The seeing soul knows praise is folly...
The seeing soul knows praise is folly, if given to other than the Creator; He who from earth can create the body, and make the wind the register of speech, the Giver of reason, the Inspirer of hearts, who calls forth the soul, the Creator of causes;--generation and corruption, all is his work; He is the source of all creation, and the place to which it returns all comes from Him and all returns to Him; good and evil all proceeds to Him.
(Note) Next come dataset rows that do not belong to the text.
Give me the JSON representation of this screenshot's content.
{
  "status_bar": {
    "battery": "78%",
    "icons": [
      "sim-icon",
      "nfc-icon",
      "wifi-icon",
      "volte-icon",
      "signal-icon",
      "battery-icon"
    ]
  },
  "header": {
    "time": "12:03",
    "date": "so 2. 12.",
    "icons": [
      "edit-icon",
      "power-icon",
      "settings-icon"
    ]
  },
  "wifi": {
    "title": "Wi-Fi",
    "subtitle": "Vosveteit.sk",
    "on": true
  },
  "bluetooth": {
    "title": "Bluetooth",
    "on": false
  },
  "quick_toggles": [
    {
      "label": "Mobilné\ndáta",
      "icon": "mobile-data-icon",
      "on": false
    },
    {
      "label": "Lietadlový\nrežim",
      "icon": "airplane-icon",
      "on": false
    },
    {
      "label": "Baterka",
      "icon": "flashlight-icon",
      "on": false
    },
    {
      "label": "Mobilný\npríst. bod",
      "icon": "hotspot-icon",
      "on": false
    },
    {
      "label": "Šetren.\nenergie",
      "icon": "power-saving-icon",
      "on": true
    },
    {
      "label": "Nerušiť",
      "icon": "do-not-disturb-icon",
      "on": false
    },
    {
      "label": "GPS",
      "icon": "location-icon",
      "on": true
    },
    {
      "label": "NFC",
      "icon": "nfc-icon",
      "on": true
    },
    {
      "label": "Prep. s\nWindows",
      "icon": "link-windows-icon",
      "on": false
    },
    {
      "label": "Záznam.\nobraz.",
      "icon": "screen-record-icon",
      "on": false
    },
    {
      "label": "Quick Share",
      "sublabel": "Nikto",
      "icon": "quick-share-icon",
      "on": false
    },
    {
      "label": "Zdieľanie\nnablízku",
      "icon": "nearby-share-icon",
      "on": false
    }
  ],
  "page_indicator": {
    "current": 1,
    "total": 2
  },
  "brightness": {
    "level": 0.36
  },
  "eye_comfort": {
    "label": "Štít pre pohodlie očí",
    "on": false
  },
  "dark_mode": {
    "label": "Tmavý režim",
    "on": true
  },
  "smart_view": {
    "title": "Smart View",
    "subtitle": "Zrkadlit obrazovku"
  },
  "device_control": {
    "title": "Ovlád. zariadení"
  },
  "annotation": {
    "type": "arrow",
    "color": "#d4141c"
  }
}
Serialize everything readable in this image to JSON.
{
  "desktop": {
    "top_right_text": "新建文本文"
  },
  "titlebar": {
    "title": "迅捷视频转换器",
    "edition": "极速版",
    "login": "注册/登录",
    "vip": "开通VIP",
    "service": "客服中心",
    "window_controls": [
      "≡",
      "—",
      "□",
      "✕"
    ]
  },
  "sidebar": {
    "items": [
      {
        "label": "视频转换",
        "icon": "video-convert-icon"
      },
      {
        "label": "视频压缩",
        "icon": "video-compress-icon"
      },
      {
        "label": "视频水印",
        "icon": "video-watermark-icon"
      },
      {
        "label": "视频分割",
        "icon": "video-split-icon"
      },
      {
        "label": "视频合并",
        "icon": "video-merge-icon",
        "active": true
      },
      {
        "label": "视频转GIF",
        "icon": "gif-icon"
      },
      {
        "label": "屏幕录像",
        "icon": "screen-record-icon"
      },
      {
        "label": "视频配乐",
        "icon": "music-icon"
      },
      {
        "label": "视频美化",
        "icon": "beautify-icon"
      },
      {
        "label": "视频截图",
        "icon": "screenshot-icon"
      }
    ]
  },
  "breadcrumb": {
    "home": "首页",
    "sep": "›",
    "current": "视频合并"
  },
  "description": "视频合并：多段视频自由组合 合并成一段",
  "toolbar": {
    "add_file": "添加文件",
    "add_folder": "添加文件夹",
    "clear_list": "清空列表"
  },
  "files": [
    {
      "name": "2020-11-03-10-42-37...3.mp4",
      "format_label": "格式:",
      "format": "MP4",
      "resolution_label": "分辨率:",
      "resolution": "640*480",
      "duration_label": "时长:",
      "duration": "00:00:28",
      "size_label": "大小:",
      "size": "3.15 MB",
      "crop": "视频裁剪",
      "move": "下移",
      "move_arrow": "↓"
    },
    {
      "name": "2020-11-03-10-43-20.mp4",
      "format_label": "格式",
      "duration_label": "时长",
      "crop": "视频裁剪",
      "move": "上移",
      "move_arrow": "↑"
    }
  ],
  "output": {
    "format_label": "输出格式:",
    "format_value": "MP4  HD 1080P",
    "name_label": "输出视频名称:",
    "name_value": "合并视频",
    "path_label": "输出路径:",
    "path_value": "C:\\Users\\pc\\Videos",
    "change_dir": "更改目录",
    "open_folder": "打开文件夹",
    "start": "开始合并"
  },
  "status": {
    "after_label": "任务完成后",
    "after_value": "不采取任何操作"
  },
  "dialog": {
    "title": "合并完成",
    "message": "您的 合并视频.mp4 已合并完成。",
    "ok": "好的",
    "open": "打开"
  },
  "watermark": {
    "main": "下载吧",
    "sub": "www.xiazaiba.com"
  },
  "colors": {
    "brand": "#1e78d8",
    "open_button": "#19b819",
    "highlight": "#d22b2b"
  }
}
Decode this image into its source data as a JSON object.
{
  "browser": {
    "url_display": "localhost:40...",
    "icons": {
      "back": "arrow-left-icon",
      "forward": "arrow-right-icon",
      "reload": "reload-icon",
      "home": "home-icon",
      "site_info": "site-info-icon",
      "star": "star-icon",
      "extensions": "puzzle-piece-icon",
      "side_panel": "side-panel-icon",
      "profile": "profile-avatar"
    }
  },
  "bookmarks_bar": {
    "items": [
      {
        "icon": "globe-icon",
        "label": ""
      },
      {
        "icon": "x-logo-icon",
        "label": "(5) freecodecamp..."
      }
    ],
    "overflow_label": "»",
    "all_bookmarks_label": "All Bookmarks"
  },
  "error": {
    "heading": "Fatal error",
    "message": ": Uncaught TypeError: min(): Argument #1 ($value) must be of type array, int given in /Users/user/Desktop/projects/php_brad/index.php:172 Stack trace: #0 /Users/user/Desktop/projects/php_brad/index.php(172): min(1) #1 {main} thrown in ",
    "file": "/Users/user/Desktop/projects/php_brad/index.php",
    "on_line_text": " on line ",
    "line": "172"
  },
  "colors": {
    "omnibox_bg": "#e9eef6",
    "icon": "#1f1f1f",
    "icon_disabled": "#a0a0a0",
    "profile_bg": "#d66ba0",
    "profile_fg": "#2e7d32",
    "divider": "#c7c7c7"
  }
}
He creates the freewill of the good and of the wicked; He is the Author of the soul, the Originator of wisdom; He from nothing created thee something; thou wert of no account, and He exalted thee. No mind can reach a comprehension of His mode of being; the reason and soul know not His perfection. The mind of Intelligence is dazzled by His majesty, the soul's eye is blinded before His perfection. The Primal Intelligence is a product of His nature,--it He admitted to a knowledge of himself.
Imagination lags before the glory of His essence; understanding moves confined before His nature's mode of being. His fire, which in haughtiness He made His carpet, burnt the wing of reason; the soul is a serving-man in His pageant, reason a novitiate in His school. What is reason in this guest-house? only a crooked writer of the script of God. What of this intelligence, agitator of trifles?
What of this changing inconstant nature?, When He shows to intelligence the road to Himself, then only can intelligence fitly praise Him. Since Intelligence was the first of created things, Intelligence is above all choicest things besides; yet Intelligence is but one word out of His record, the Soul one of the foot-soldiers at His door. Love He perfected through a reciprocal love; but intelligence He tethered even by intelligence.
Intelligence, like us, is bewildered on the road to His nature, like us confounded. He is intelligence of intelligence, and soul of soul; and what is above that, that He is. How through the promptings of reason and soul and senses can one come to know God? But that God showed him the way, how could man ever have become acquainted with Divinity? ON THE KNOWLEDGE OF GOD Of himself no one can know Him; His nature can only be known through Himself.
Reason sought His truth,--it ran not well; impotence hastened on His road, and knew Him. His mercy said, Know me; otherwise who, by reason and sense, could know Him? How is it possible by the guidance of the senses? How can a nut rest firmly on the summit of a dome?